Hi. I'm having a little difficulty understanding character sets in Python. Basically I'm trying to write a function that will substitute a non-ASCII character with a similar ASCII equivalent. So if given a string like 'ÂBÇD', the function would iterate through the string object, replacing select characters to return a fully-ASCII string, 'ABCD'. It would substitute A for Â and C for Ç, while leaving the other characters alone. (The point to all this is to write EXIF metadata in JPEG images, where some fields only allow ASCII characters. So I want to use the real, partially non-ASCII names for some metadata fields and "safe" ASCIIfied versions for others.)
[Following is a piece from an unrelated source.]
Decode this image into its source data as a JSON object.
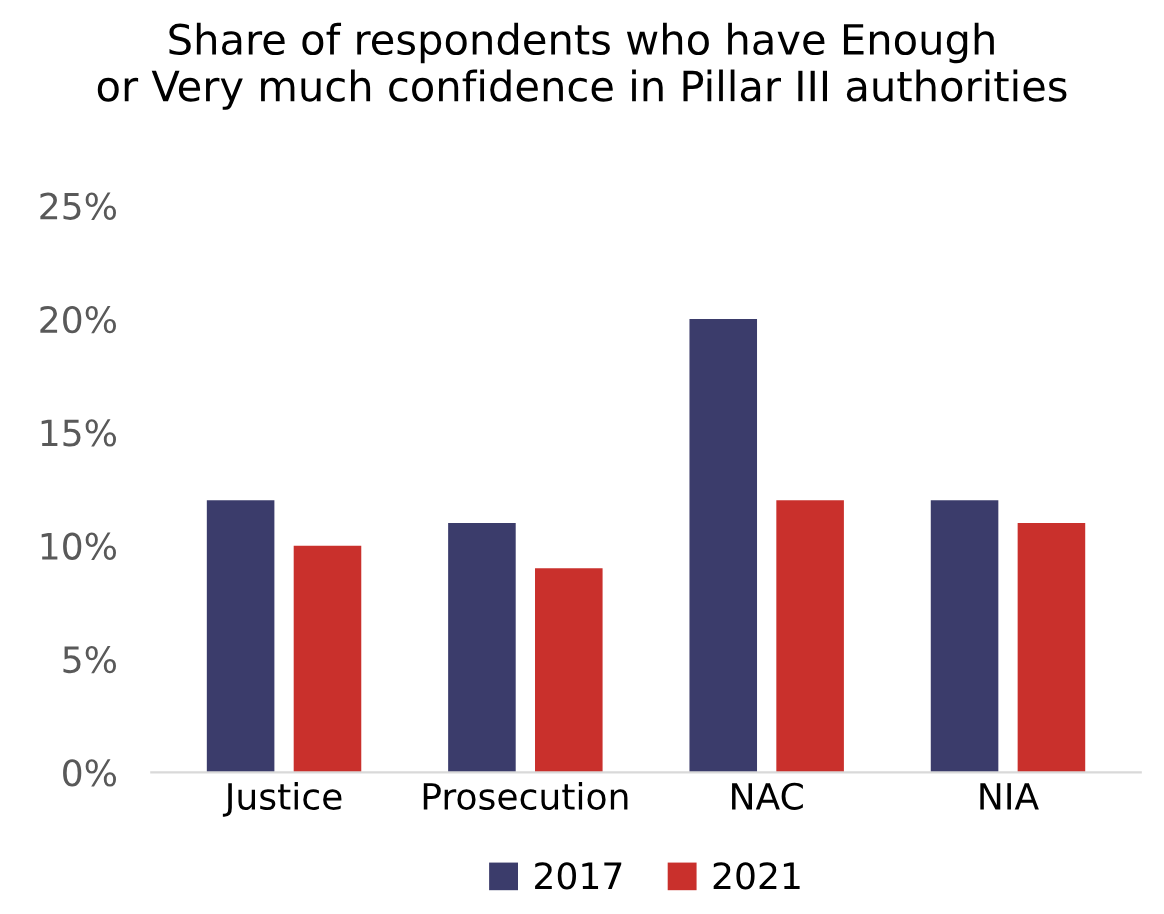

I've tried this a number of ways and all of them have failed. Adding debugging output, the issue seems to be a character set problem, and I've tried adding encode, decode and unicode functions, however the more I read about character sets in Python, the more confused I get. Right now the solution I'm working on involves a list of tuples like this:
translations = [('Ä', 'A'), ('Å', 'A'), ...] The program accepts a user-supplied string (called nameString) that may contain non-ASCII characters as an argument on the command line. It passes this nameString to the convertToAscii() function. That function uses the translations list of tuples to swap characters where needed:
def convertToAscii(nameString): global translations res = '' for character in nameString: found = False for translation in translations: if character == translation: res = res + translation # replace with ASCII equivalent found = True break if found == False: res = res + character # just use original character return res
Except it doesn't work. The names all come out as they went in, so for some reason Python isn't matching non-ASCII characters in the nameString with strings in translation. Adding debugging print statements shows that it is reading the translations list and its component tuples, however. It's just not recognizing matches. If anyone knows why, I'd be much obliged. In case it's helpful, it's Python 2.5.2 on Linux.